BRIEF DESCRIPTION OF THE DRAWINGS
[0017] The above and other features and advantages of the present
invention will become more apparent to those of ordinary skill in
the art by describing in detail preferred embodiments thereof with
reference to the attached drawings in which:
[0018] FIGS. 1A through 1D are cross sectional views illustrating a
process of fabricating a nano pore;
[0019] FIGS. 2A and 2B are partial perspective views illustrating
the process of FIGS. 1C and 1D;
[0020] FIG. 3A is a plan view showing a nano pore array according
to an embodiment of the present invention; and
[0021] FIG. 3B is a graph showing a profile of the nano pore array
taken along the line A1-A2 of FIG. 3A.
DETAILED DESCRIPTION OF PREFERRED EMBODIMENTS
[0022] Hereinafter, the exemplary embodiments of the present
invention will now be described in more detail with reference to
the accompanying drawings.
[0023] FIGS. 1A through 1D are cross sectional views for
illustrating a process of fabricating a nano pore.
[0024] Referring to FIG. 1A, a bottom layer 2 is formed on a plate
1. Here, the bottom layer 2 is preferably made of silicon dioxide
(SiO.sub.2), silicon (Si), platinum (Pt), titanium (Ti), chromium
(Cr), aluminum (Al), gold (Au), silver (Ag), indium tin oxide
(ITO), etc., which are high etching selectivity relative to a thin
mask layer to be formed on the bottom layer 2, are capable of
forming a self-assembled monolayer, and are easy to adhere
molecules thereto.
[0025] Referring to FIG. 1B, the thin mask layer 3 is formed on the
bottom layer 2, having a thickness of 1 nm through 30 nm.

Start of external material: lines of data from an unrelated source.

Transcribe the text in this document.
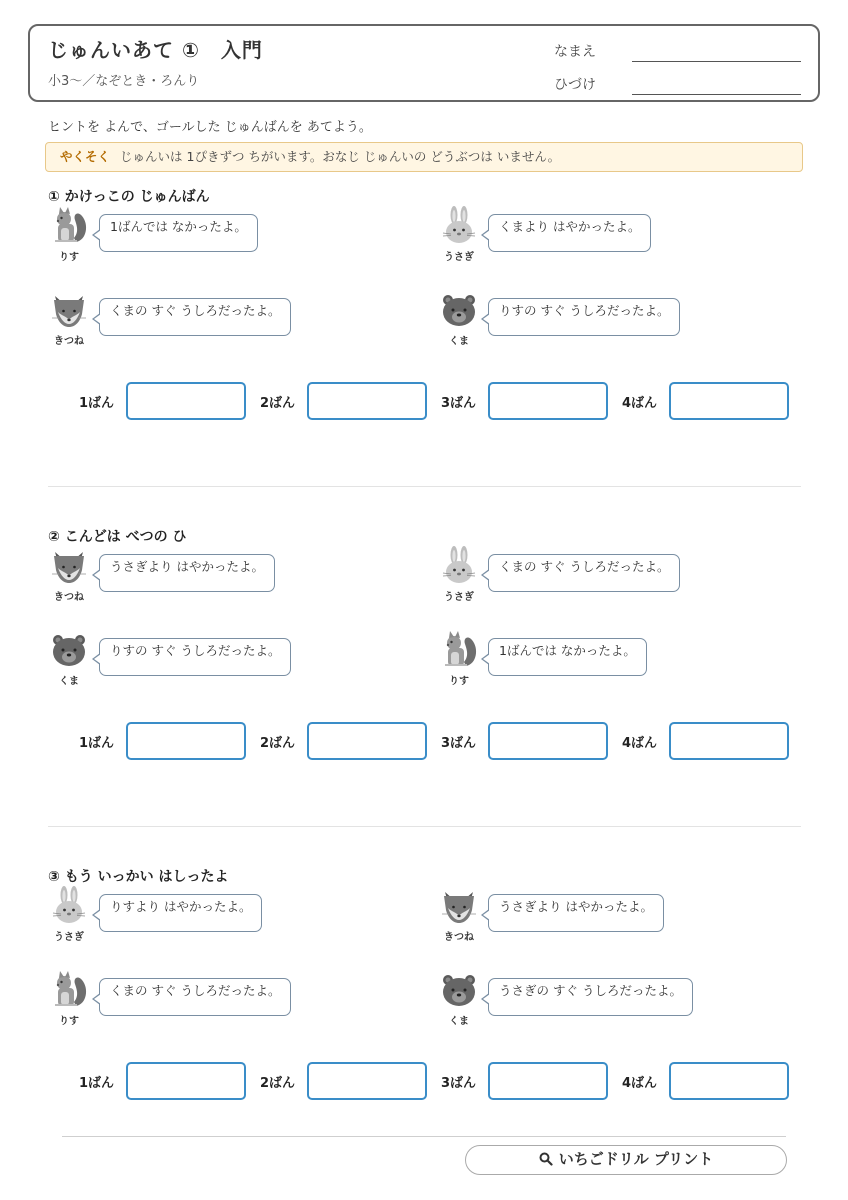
じゅんいあて ①　入門
小3〜／なぞとき・ろんり
なまえ
ひづけ
ヒントを よんで、ゴールした じゅんばんを あてよう。
やくそく じゅんいは 1ぴきずつ ちがいます。おなじ じゅんいの どうぶつは いません。
① かけっこの じゅんばん
りす
1ばんでは なかったよ。
うさぎ
くまより はやかったよ。
きつね
くまの すぐ うしろだったよ。
くま
りすの すぐ うしろだったよ。
1ばん	2ばん	3ばん	4ばん
② こんどは べつの ひ
きつね
うさぎより はやかったよ。
うさぎ
くまの すぐ うしろだったよ。
くま
りすの すぐ うしろだったよ。
りす
1ばんでは なかったよ。
1ばん	2ばん	3ばん	4ばん
③ もう いっかい はしったよ
うさぎ
りすより はやかったよ。
きつね
うさぎより はやかったよ。
りす
くまの すぐ うしろだったよ。
くま
うさぎの すぐ うしろだったよ。
1ばん	2ばん	3ばん	4ばん
いちごドリル プリント
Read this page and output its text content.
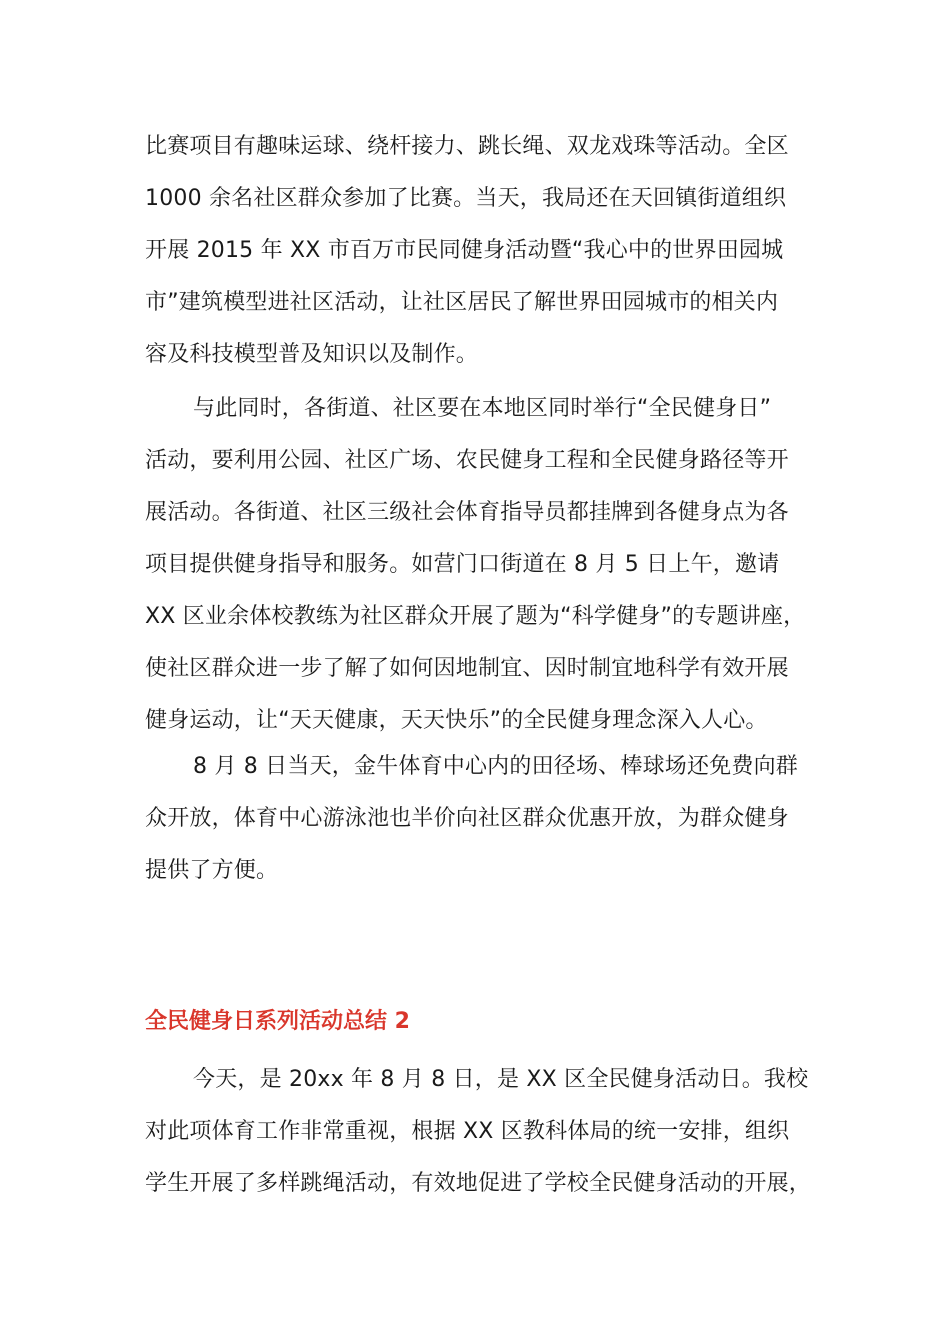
比赛项目有趣味运球、绕杆接力、跳长绳、双龙戏珠等活动。全区
1000 余名社区群众参加了比赛。当天，我局还在天回镇街道组织
开展 2015 年 XX 市百万市民同健身活动暨“我心中的世界田园城
市”建筑模型进社区活动，让社区居民了解世界田园城市的相关内
容及科技模型普及知识以及制作。
与此同时，各街道、社区要在本地区同时举行“全民健身日”
活动，要利用公园、社区广场、农民健身工程和全民健身路径等开
展活动。各街道、社区三级社会体育指导员都挂牌到各健身点为各
项目提供健身指导和服务。如营门口街道在 8 月 5 日上午，邀请
XX 区业余体校教练为社区群众开展了题为“科学健身”的专题讲座，
使社区群众进一步了解了如何因地制宜、因时制宜地科学有效开展
健身运动，让“天天健康，天天快乐”的全民健身理念深入人心。
8 月 8 日当天，金牛体育中心内的田径场、棒球场还免费向群
众开放，体育中心游泳池也半价向社区群众优惠开放，为群众健身
提供了方便。
全民健身日系列活动总结 2
今天，是 20xx 年 8 月 8 日，是 XX 区全民健身活动日。我校
对此项体育工作非常重视，根据 XX 区教科体局的统一安排，组织
学生开展了多样跳绳活动，有效地促进了学校全民健身活动的开展，
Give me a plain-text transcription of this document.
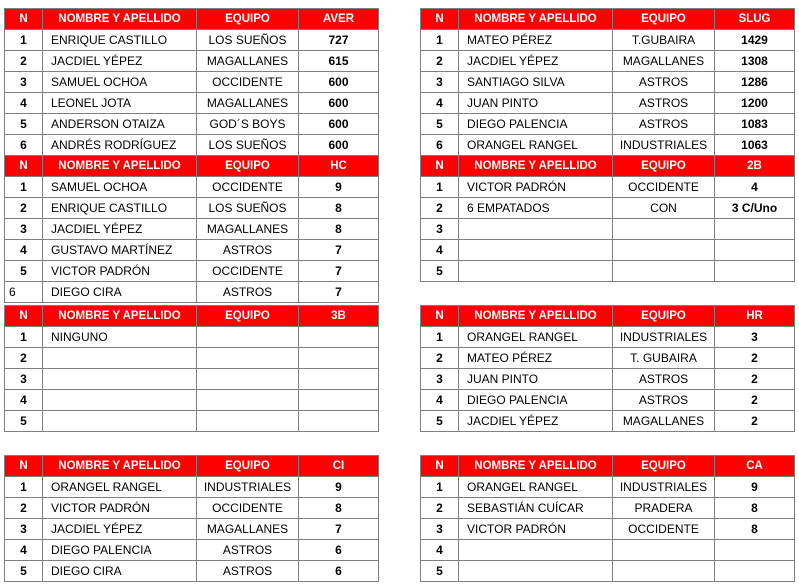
N	NOMBRE Y APELLIDO	EQUIPO	AVER
1	ENRIQUE CASTILLO	LOS SUEÑOS	727
2	JACDIEL YÉPEZ	MAGALLANES	615
3	SAMUEL OCHOA	OCCIDENTE	600
4	LEONEL JOTA	MAGALLANES	600
5	ANDERSON OTAIZA	GOD´S BOYS	600
6	ANDRÉS RODRÍGUEZ	LOS SUEÑOS	600
N	NOMBRE Y APELLIDO	EQUIPO	HC
1	SAMUEL OCHOA	OCCIDENTE	9
2	ENRIQUE CASTILLO	LOS SUEÑOS	8
3	JACDIEL YÉPEZ	MAGALLANES	8
4	GUSTAVO MARTÍNEZ	ASTROS	7
5	VICTOR PADRÓN	OCCIDENTE	7
6	DIEGO CIRA	ASTROS	7
N	NOMBRE Y APELLIDO	EQUIPO	SLUG
1	MATEO PÉREZ	T.GUBAIRA	1429
2	JACDIEL YÉPEZ	MAGALLANES	1308
3	SANTIAGO SILVA	ASTROS	1286
4	JUAN PINTO	ASTROS	1200
5	DIEGO PALENCIA	ASTROS	1083
6	ORANGEL RANGEL	INDUSTRIALES	1063
N	NOMBRE Y APELLIDO	EQUIPO	2B
1	VICTOR PADRÓN	OCCIDENTE	4
2	6 EMPATADOS	CON	3 C/Uno
3			
4			
5			
N	NOMBRE Y APELLIDO	EQUIPO	3B
1	NINGUNO		
2			
3			
4			
5			
N	NOMBRE Y APELLIDO	EQUIPO	HR
1	ORANGEL RANGEL	INDUSTRIALES	3
2	MATEO PÉREZ	T. GUBAIRA	2
3	JUAN PINTO	ASTROS	2
4	DIEGO PALENCIA	ASTROS	2
5	JACDIEL YÉPEZ	MAGALLANES	2
N	NOMBRE Y APELLIDO	EQUIPO	CI
1	ORANGEL RANGEL	INDUSTRIALES	9
2	VICTOR PADRÓN	OCCIDENTE	8
3	JACDIEL YÉPEZ	MAGALLANES	7
4	DIEGO PALENCIA	ASTROS	6
5	DIEGO CIRA	ASTROS	6
N	NOMBRE Y APELLIDO	EQUIPO	CA
1	ORANGEL RANGEL	INDUSTRIALES	9
2	SEBASTIÁN CUÍCAR	PRADERA	8
3	VICTOR PADRÓN	OCCIDENTE	8
4			
5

Here, the
thin mask layer 3 is preferably made of silicon (Si), gallium
arsenide (GaAs), titanium (Ti), zirconium (Zr), aluminum (Al),
chromium (Cr), etc., which can be oxidized.
[0026] Referring to FIG. 1C, a cantilever tip 4 of an AFM is placed
on a predetermined portion of the thin mask layer 3, that is, a
portion in which a nano pore will be formed. Thereafter, a bias
voltage V is applied between the cantilever tip 4 and the plate 1
or between the cantilever tip 4 and the bottom layer 2, so that a
nanoscale oxidation pattern 5 is locally formed at the portion of
the thin mask layer 3 contacting the cantilever tip 4. That is,
when the bias voltage V is applied to the cantilever tip 4, the
thin mask layer 3 is oxidized by a chemical reaction of an oxygen
ion near the cantilever tip 4. At this time, as shown in FIG. 2A,
the volume of the oxidation pattern 5 is a little expanded
according as the thin mask layer 3 is oxidized.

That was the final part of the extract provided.